2014 saw the first official Formula E Championship, started in Beijing. Each of the participating cars must comply to restrictions that they are one-make, single-seaters, driven by a team of two drivers. In the first year all drivers were required to start with the base point of the Spark Renault SRT_01E, a super lightweight carbon fibre and aluminium car which complies with FIA crash tests. McLaren provides the power train and electronics system, while Williams Advanced Engineering are providing the 200kw batteries (equivalent to 270bhp). The fixed ratio five-speed paddle shift sequential gearbox is provided by Hewland.
Each of the cars will be restricted in power to “race mode” which is 150kw, with extra boosts allowed for voted drivers who are able to increase to 180kw for five seconds at a time. During the race each driver needs to take one pit stop in order to change cars – it’s estimated that the cars take around fifty minutes to charge from flat to full.
As of the second season, the championship will be opened up to other car manufacturers, provided that they work to the FIA’s technical specifications.

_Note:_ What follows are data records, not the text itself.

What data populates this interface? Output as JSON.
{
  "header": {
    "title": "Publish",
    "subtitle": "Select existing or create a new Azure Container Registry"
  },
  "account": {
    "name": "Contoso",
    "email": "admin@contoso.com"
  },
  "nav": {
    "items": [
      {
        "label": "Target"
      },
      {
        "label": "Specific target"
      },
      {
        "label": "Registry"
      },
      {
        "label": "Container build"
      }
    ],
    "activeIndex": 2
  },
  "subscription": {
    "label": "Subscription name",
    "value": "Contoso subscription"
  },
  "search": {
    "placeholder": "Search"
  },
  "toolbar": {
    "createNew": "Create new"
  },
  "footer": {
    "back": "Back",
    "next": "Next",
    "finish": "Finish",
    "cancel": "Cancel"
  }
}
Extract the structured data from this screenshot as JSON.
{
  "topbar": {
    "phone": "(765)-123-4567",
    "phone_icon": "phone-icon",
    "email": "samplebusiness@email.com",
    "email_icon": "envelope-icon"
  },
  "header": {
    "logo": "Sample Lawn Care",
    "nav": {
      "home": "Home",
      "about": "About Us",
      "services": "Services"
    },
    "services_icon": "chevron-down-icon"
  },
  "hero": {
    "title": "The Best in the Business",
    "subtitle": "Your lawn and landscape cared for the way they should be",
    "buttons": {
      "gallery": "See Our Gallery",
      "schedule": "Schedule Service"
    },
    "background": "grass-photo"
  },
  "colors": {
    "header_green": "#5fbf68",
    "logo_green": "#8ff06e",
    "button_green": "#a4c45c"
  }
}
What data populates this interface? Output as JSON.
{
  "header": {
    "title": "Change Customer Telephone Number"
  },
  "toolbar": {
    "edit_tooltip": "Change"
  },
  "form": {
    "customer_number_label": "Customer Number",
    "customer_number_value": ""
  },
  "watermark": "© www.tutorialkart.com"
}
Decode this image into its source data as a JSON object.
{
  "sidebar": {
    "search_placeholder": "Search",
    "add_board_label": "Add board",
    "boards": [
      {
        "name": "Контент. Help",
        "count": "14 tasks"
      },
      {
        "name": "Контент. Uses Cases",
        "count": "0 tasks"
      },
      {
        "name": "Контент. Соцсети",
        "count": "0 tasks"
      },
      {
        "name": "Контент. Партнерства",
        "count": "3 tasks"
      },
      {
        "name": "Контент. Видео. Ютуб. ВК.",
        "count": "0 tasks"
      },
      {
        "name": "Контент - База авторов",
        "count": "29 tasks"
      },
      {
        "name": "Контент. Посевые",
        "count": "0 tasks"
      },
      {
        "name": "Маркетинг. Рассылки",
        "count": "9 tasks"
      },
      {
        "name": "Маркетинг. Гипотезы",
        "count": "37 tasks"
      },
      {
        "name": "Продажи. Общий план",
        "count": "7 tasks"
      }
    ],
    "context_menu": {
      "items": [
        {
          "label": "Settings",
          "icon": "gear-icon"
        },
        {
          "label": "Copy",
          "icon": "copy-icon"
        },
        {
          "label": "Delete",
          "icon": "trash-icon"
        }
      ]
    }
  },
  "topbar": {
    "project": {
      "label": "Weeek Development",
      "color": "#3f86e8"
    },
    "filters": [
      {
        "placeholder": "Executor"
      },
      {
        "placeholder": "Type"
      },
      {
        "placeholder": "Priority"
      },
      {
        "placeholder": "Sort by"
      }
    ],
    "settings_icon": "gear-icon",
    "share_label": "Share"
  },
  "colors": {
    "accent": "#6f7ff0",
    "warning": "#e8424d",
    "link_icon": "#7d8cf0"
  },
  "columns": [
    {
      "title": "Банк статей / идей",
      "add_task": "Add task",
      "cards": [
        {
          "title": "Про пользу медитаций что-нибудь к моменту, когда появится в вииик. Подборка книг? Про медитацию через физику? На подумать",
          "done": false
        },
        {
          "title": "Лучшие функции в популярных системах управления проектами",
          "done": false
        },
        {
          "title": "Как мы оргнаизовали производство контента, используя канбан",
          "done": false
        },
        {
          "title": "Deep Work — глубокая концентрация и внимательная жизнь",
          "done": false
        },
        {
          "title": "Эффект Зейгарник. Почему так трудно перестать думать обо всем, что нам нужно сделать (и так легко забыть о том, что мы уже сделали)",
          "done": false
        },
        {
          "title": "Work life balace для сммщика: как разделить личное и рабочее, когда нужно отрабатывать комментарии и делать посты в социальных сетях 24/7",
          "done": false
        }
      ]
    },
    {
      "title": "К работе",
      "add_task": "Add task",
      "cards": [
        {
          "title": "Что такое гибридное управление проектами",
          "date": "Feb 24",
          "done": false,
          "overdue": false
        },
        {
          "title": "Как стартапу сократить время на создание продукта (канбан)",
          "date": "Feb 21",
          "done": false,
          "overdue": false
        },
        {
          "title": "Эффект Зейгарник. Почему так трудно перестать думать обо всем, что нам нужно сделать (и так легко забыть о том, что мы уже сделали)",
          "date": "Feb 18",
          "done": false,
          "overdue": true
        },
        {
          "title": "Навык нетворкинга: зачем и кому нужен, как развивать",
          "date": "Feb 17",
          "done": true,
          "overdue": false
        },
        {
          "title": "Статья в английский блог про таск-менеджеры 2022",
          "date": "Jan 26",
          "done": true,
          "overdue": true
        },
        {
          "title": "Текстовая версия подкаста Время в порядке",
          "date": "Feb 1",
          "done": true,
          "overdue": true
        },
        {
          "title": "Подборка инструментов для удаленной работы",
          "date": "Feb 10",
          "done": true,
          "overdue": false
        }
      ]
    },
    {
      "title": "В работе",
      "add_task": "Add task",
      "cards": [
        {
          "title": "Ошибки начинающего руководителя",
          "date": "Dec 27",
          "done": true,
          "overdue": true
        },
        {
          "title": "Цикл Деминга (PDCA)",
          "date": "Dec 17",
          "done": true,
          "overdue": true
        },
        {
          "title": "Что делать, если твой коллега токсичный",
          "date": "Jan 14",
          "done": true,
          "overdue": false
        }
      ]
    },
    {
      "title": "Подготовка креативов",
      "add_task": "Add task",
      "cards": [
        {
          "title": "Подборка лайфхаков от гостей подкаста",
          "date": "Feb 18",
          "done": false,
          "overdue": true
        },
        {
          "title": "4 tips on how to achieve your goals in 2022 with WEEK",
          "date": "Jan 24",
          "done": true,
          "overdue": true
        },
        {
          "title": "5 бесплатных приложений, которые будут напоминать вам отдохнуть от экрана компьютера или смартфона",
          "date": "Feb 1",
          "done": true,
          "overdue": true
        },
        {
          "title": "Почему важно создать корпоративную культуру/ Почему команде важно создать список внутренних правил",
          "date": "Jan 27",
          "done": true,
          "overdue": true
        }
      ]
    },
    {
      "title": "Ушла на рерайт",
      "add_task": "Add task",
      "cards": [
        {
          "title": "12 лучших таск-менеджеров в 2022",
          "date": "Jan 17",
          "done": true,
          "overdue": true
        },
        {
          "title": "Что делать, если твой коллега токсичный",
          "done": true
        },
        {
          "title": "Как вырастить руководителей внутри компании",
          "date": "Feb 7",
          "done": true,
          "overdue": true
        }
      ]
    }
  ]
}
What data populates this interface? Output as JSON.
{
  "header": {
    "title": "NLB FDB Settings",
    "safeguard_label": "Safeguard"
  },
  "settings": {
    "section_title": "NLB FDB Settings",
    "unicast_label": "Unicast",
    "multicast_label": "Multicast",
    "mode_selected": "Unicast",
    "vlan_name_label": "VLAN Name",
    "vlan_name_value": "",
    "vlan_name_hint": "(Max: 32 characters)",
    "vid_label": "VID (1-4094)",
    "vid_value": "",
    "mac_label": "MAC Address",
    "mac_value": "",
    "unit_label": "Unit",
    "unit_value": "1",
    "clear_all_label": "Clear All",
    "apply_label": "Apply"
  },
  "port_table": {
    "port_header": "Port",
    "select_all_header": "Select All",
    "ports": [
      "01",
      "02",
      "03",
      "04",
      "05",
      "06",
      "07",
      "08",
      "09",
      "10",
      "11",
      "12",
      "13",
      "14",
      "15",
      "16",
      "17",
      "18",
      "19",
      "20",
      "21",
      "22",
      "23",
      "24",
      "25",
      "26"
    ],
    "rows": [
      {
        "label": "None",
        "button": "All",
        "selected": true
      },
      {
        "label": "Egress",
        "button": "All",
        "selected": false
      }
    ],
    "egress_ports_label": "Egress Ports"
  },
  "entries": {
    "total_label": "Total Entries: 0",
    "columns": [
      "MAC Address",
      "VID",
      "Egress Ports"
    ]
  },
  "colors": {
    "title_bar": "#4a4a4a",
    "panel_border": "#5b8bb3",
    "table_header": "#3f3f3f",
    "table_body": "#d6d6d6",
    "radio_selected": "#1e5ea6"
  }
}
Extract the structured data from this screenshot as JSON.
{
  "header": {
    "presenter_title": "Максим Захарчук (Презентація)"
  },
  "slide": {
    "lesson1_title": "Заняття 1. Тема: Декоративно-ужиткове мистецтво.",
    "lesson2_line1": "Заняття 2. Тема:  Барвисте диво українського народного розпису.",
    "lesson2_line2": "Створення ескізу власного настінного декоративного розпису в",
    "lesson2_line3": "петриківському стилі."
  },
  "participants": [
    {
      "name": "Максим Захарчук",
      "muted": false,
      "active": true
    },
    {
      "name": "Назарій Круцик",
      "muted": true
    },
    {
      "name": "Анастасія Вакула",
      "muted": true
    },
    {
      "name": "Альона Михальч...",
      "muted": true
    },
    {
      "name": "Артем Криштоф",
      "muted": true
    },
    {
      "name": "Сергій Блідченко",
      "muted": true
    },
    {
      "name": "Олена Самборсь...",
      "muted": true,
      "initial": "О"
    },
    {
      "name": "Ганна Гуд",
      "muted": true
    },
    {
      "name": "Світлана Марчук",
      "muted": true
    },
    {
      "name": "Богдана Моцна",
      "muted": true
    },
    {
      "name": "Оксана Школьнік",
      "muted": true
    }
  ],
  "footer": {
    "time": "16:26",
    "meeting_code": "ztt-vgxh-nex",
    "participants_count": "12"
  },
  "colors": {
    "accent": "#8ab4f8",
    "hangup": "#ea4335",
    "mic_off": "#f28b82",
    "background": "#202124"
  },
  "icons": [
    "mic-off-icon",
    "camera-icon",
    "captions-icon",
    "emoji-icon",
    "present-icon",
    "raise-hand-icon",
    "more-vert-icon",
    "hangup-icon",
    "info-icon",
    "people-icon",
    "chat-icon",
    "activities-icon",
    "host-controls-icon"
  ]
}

The idea of Formula E – other than pushing the boundaries of racing technology – is that the research and development of electric vehicles will create more interest and investment in sustainable mobility. A study by Ernest & Young, commissioned by Formula E, predicted that between 2015 and 2040 the competition could aid in selling 77 million EVs around the world, save four billion barrels of oil and save 25 billion Euros in healthcare.
It’s easy to take for granted the amount we actually use electric motors on a daily basis, but with increasing developments in electric vehicles and EV motoring, electric motors may see a resurgence in popularity once more.